I'm using a lot of 3D memoryviews in Cython, e.g.
cython.declare(a='double[:, :, ::1]')
a = np.empty((10, 20, 30), dtype='double')
I often want to loop over all elements of a
. I can do this using a triple loop like
for i in range(a.shape[0]):
for j in range(a.shape[1]):
for k in range(a.shape[2]):
a[i, j, k] = ...
If I do not care about the indices i
, j
and k
, it is more efficient to do a flat loop, like
cython.declare(a_ptr='double*')
a_ptr = cython.address(a[0, 0, 0])
for i in range(size):
a_ptr[i] = ...
Here I need to know the number of elements (size
) in the array. This is given by the product of the elements in the shape
attribute, i.e. size = a.shape[0]*a.shape[1]*a.shape[2]
, or more generally size = np.prod(np.asarray(a).shape)
. I find both of these ugly to write, and the (albeit small) computational overhead bothers me. The nice way to do it is to use the builtin size
attribute of memoryviews, size = a.size
. However, for reasons I cannot fathom, this leads to unoptimized C code, as evident from the annotations html file generated by Cython. Specifically, the C code generated by size = a.shape[0]*a.shape[1]*a.shape[2]
is simply
__pyx_v_size = (((__pyx_v_a.shape[0]) * (__pyx_v_a.shape[1])) * (__pyx_v_a.shape[2]));
where the C code generated from size = a.size
is
__pyx_t_10 = __pyx_memoryview_fromslice(__pyx_v_a, 3, (PyObject *(*)(char *)) __pyx_memview_get_double, (int (*)(char *, PyObject *)) __pyx_memview_set_double, 0);; if (unlikely(!__pyx_t_10)) __PYX_ERR(0, 2238, __pyx_L1_error)
__Pyx_GOTREF(__pyx_t_10);
__pyx_t_14 = __Pyx_PyObject_GetAttrStr(__pyx_t_10, __pyx_n_s_size); if (unlikely(!__pyx_t_14)) __PYX_ERR(0, 2238, __pyx_L1_error)
__Pyx_GOTREF(__pyx_t_14);
__Pyx_DECREF(__pyx_t_10); __pyx_t_10 = 0;
__pyx_t_7 = __Pyx_PyIndex_AsSsize_t(__pyx_t_14); if (unlikely((__pyx_t_7 == (Py_ssize_t)-1) && PyErr_Occurred())) __PYX_ERR(0, 2238, __pyx_L1_error)
__Pyx_DECREF(__pyx_t_14); __pyx_t_14 = 0;
__pyx_v_size = __pyx_t_7;
To generate the above code, I have enabled all possible optimizations through compiler directives, meaning that the unwieldy C code generated by a.size
cannot be optimized away.

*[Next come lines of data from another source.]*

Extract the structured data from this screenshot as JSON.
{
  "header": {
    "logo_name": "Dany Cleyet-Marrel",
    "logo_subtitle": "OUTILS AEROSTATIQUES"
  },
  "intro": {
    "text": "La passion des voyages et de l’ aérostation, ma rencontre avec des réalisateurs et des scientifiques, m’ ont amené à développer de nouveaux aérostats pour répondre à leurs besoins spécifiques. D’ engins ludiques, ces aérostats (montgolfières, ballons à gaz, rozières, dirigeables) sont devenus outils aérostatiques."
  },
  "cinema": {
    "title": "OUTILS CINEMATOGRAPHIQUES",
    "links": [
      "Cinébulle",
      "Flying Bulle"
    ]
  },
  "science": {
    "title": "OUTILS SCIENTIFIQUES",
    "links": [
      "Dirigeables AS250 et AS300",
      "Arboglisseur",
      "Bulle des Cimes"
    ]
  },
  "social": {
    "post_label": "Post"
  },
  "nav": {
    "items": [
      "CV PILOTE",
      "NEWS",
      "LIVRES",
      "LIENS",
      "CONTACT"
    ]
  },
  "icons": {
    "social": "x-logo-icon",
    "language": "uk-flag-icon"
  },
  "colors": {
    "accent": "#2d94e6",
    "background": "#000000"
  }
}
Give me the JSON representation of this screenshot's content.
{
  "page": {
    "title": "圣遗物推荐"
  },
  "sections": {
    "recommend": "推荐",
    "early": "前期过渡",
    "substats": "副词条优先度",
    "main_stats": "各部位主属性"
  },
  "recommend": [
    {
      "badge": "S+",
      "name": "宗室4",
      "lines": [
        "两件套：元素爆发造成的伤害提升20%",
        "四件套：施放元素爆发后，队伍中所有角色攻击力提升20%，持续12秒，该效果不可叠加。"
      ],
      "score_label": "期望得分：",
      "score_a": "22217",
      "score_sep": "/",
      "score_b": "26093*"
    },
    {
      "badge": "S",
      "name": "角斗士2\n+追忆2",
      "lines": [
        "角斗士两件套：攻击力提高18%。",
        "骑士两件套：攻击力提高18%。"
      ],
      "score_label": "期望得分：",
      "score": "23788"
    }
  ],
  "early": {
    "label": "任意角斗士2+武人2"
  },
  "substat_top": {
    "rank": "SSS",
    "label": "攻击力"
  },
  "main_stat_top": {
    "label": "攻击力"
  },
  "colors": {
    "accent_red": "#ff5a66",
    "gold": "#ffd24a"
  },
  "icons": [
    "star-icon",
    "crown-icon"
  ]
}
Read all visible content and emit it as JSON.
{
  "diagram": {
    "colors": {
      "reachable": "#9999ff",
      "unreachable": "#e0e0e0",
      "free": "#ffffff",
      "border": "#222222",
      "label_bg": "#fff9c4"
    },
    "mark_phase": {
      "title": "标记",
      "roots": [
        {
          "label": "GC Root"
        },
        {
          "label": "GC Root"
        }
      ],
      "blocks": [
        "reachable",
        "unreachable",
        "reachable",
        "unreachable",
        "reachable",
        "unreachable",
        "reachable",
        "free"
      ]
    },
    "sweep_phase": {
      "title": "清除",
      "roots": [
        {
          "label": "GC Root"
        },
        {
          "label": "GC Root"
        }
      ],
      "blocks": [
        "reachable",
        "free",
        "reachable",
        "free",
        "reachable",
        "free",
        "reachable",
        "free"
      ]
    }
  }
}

It looks to me as though the size
"attribute" is not really a pre-computed attribute, but actually carries out a computation upon lookup. Furthermore, this computation is quite a bit more involved than simply taking the product over the shape
attribute. I cannot find any hint of an explanation in the docs.
What is the explanation of this behavior, and do I have a better choice than writing out a.shape[0]*a.shape[1]*a.shape[2]
, if I really care about this micro optimization?
size
being a pure Python property fits my observations. From your link, it would seem as thoughshape
is also such a property, and that it returns atuple
. Though in practice,a.shape
returns aPy_ssize_t
pointer. – Prisoner